Although the time-space combination method has achieved a series of achievements in the field of enhancing dim targets in infrared images, there are still some problems that need to be solved urgently:
1) Mainly affected by the poor tracking accuracy of the detector platform, platform jitter and atmospheric disturbance, the target in a certain area of the field of view occurs random tiny movement over time, and it is difficult to determine the specific position of the target, resulting in difficult to effectively superposition the target energy, which poses a huge challenge to the target detection.
2) Due to the great distance of observation, the target occupies only a few pixels on the imaging plane, which is usually represented as a point target feature. There are no texture, color or shape features, and the gray level of the target is not very different from the surrounding background, and it is easy to mix with the background in the detection process, resulting in a low signal to noise ratio of the target.

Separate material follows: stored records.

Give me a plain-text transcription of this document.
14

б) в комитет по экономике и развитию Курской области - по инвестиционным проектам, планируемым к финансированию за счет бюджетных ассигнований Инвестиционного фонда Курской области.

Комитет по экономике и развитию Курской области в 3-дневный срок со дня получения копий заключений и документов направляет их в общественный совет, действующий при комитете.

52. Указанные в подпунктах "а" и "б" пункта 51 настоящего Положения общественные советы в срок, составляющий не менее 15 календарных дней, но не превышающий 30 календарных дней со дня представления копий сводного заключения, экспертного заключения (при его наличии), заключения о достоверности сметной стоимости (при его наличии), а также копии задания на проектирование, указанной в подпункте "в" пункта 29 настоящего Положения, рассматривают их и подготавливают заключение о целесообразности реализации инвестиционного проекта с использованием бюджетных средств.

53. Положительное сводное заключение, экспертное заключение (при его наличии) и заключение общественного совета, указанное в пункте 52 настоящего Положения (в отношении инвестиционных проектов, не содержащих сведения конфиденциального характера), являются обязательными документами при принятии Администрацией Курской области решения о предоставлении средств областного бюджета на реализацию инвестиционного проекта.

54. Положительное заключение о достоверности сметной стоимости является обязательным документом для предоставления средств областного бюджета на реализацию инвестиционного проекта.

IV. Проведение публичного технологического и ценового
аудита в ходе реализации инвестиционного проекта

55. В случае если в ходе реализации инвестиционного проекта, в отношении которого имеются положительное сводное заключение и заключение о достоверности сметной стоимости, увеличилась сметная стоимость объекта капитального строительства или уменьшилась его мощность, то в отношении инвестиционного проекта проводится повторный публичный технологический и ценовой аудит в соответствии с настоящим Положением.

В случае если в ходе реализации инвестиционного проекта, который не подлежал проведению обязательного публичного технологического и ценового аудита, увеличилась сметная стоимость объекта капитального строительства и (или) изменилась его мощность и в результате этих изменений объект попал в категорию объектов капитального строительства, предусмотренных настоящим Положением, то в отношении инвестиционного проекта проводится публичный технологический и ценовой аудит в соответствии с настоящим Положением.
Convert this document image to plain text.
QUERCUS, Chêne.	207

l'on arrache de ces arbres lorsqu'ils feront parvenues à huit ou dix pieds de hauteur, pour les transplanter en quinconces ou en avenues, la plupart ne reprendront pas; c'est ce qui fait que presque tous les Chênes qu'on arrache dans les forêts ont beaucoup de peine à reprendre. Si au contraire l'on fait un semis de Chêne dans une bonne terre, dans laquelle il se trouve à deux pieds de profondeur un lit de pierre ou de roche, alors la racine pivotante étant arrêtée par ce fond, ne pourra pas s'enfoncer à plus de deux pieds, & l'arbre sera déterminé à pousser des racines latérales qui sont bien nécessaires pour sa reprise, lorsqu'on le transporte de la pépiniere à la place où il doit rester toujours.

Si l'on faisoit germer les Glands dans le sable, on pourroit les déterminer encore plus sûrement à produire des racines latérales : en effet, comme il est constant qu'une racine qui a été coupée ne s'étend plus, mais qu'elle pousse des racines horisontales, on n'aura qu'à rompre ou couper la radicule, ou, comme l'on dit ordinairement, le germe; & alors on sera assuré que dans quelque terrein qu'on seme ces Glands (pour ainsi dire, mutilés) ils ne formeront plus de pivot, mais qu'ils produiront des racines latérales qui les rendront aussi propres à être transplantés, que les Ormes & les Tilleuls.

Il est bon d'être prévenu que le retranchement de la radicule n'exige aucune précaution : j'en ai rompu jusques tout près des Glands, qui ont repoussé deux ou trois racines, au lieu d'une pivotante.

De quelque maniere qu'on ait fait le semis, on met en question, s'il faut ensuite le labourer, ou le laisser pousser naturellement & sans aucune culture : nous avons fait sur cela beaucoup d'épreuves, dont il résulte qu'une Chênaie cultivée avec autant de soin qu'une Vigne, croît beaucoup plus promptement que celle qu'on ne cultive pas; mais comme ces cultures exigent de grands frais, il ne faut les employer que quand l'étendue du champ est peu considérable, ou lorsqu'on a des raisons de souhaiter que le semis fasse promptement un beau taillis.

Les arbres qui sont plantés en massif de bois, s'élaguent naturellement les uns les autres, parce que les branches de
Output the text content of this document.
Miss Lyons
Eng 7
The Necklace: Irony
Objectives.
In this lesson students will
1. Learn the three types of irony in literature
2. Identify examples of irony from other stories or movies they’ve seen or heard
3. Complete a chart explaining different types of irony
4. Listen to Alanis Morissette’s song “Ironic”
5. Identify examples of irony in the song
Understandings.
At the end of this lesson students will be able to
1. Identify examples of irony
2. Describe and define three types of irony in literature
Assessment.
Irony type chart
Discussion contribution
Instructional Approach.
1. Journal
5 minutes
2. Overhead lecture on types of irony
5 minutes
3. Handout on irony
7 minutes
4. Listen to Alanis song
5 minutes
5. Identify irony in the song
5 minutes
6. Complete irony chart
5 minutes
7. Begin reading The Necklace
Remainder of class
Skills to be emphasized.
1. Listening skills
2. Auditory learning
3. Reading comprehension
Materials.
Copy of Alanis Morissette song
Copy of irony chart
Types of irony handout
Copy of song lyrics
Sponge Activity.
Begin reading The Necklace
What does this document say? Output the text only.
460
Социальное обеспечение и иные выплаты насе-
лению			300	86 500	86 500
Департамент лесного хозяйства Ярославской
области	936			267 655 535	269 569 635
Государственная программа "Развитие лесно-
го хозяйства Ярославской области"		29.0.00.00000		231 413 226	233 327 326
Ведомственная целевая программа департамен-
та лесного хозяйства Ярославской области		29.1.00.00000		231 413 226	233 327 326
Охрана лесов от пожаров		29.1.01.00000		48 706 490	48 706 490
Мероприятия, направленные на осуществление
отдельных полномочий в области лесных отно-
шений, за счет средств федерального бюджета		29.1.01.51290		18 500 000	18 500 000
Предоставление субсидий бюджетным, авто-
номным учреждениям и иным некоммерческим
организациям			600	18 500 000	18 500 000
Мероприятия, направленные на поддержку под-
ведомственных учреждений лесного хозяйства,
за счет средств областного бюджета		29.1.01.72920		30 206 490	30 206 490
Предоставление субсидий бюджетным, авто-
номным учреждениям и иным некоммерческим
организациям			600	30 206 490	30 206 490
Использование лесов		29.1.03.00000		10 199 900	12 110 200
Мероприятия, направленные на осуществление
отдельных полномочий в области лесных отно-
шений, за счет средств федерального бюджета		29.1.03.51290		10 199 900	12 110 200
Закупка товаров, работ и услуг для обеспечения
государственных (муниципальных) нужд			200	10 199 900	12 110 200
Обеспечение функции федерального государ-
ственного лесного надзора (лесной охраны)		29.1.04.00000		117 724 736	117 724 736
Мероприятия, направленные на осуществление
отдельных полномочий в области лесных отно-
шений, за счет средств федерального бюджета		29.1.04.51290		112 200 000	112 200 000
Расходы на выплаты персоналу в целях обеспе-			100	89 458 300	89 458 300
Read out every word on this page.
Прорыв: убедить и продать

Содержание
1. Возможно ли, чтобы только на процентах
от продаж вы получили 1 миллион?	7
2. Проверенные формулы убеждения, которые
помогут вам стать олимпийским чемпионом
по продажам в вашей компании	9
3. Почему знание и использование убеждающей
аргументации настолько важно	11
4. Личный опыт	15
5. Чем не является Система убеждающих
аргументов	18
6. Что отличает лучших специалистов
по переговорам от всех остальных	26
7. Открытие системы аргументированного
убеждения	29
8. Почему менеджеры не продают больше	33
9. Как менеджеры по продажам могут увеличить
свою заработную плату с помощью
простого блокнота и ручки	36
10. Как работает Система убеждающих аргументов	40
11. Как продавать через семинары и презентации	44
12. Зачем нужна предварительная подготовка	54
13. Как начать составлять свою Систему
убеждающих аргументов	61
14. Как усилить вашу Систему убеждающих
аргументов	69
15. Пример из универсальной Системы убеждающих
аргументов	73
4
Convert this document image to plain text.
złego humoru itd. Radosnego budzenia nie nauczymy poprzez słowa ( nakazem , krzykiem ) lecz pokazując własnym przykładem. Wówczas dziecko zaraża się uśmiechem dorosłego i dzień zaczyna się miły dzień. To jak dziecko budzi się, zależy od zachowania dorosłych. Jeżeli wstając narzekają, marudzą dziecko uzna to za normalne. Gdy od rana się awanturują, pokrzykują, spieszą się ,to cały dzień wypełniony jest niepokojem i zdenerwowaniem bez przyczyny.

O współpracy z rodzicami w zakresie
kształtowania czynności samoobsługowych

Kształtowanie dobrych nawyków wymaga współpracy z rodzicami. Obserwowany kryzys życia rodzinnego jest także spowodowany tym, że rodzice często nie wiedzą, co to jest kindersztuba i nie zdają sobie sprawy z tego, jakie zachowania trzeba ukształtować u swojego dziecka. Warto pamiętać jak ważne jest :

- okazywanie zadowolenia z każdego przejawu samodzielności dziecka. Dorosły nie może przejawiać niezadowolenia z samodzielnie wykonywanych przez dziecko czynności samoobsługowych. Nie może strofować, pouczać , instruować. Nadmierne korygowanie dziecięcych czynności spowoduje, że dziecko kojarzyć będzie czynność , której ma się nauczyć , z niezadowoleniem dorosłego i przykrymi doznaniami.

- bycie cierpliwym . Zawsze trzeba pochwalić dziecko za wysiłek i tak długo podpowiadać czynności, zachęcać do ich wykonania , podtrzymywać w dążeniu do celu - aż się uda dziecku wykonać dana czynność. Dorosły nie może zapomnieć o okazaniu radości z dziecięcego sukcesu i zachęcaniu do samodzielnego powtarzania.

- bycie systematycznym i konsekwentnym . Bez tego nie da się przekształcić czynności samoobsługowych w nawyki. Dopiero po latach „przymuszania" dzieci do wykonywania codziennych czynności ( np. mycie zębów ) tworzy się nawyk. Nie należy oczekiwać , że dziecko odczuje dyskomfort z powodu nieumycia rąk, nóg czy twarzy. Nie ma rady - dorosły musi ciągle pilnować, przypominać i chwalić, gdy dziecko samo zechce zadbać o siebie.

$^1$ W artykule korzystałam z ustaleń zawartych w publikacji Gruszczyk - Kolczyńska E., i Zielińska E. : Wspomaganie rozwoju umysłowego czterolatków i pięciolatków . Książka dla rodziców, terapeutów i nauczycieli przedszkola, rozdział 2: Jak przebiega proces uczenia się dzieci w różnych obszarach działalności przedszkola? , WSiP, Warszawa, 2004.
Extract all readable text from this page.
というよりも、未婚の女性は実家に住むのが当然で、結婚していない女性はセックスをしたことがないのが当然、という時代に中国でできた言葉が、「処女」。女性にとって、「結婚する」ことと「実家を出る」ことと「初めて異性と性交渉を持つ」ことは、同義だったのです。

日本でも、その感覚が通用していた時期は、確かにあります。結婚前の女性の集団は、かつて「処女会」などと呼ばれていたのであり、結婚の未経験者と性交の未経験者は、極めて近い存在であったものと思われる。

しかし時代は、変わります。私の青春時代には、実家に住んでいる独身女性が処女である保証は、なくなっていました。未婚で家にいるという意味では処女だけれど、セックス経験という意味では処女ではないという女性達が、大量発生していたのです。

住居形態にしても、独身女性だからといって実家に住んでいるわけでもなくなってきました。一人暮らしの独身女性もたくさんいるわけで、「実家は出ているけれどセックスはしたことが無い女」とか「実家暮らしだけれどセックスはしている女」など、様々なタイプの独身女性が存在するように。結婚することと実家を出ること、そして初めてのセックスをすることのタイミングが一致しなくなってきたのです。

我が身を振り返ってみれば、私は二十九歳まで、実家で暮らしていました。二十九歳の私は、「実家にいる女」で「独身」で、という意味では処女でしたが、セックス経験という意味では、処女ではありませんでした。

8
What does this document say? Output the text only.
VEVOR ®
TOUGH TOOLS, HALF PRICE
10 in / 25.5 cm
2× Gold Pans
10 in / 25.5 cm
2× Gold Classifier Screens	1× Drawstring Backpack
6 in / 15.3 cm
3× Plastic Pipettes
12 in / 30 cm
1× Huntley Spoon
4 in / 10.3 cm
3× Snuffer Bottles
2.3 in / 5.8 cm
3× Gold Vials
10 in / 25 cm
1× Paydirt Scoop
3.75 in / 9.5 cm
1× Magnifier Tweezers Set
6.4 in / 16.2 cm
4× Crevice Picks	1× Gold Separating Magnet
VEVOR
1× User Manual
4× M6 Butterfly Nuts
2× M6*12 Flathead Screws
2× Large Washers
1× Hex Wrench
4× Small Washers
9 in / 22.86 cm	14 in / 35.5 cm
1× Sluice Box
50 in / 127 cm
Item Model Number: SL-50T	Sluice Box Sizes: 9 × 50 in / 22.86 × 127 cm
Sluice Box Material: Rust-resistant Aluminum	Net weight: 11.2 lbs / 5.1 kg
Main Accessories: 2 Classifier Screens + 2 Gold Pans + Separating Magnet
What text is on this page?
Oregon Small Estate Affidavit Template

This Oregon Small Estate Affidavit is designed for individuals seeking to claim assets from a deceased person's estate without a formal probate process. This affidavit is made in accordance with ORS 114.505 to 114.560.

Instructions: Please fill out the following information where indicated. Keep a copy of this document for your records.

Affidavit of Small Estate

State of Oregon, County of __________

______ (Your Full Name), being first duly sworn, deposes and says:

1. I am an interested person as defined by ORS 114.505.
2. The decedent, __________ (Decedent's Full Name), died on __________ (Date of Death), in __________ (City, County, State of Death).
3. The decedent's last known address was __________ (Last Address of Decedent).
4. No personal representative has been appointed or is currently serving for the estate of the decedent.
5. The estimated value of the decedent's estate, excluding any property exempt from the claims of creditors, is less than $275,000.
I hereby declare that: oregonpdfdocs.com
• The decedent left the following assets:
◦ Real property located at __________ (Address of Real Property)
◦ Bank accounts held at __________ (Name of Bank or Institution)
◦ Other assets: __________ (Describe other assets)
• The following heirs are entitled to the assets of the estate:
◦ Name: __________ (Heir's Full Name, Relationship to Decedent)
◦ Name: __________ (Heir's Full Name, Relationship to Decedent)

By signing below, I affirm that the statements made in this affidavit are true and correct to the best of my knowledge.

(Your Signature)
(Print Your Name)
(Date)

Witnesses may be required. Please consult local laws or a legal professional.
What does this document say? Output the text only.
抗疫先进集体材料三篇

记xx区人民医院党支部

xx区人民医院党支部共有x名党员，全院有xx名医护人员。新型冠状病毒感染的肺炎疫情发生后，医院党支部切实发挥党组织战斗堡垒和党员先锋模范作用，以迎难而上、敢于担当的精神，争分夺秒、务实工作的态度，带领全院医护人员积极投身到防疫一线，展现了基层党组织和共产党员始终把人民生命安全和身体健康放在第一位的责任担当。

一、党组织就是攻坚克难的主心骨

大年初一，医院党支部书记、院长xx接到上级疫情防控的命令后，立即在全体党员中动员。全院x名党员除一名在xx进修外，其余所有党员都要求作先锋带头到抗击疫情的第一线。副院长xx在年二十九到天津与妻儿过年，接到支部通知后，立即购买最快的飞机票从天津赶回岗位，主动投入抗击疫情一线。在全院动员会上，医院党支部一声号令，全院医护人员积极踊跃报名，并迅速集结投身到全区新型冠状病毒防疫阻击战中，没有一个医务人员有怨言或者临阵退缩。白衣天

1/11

3) Due to the influence of non-uniform dynamic background, dynamic noise and other factors, the energy response of the target in the imaging plane also changes dynamically, which further leads to the reduction of the SNR of the target in some frames. Moreover, in the process of energy accumulation, the energy growth of the dynamic background is likely to exceed the energy growth of the target, making the target further submerged in the background.
Through the existing studies, it is found that anisotropy can adapt well to the suppression of dynamic background. In this paper, anisotropic filtering based on WY (WYAF) distribution function and multi-scale energy concentration accumulation (MECA) method are proposed to solve the above problems.
This paper is divided into five parts, the second part analyzes the infrared image model in detail, the third part puts forward our detailed method, the fourth part is the experimental proof, and the fifth part is the final summary.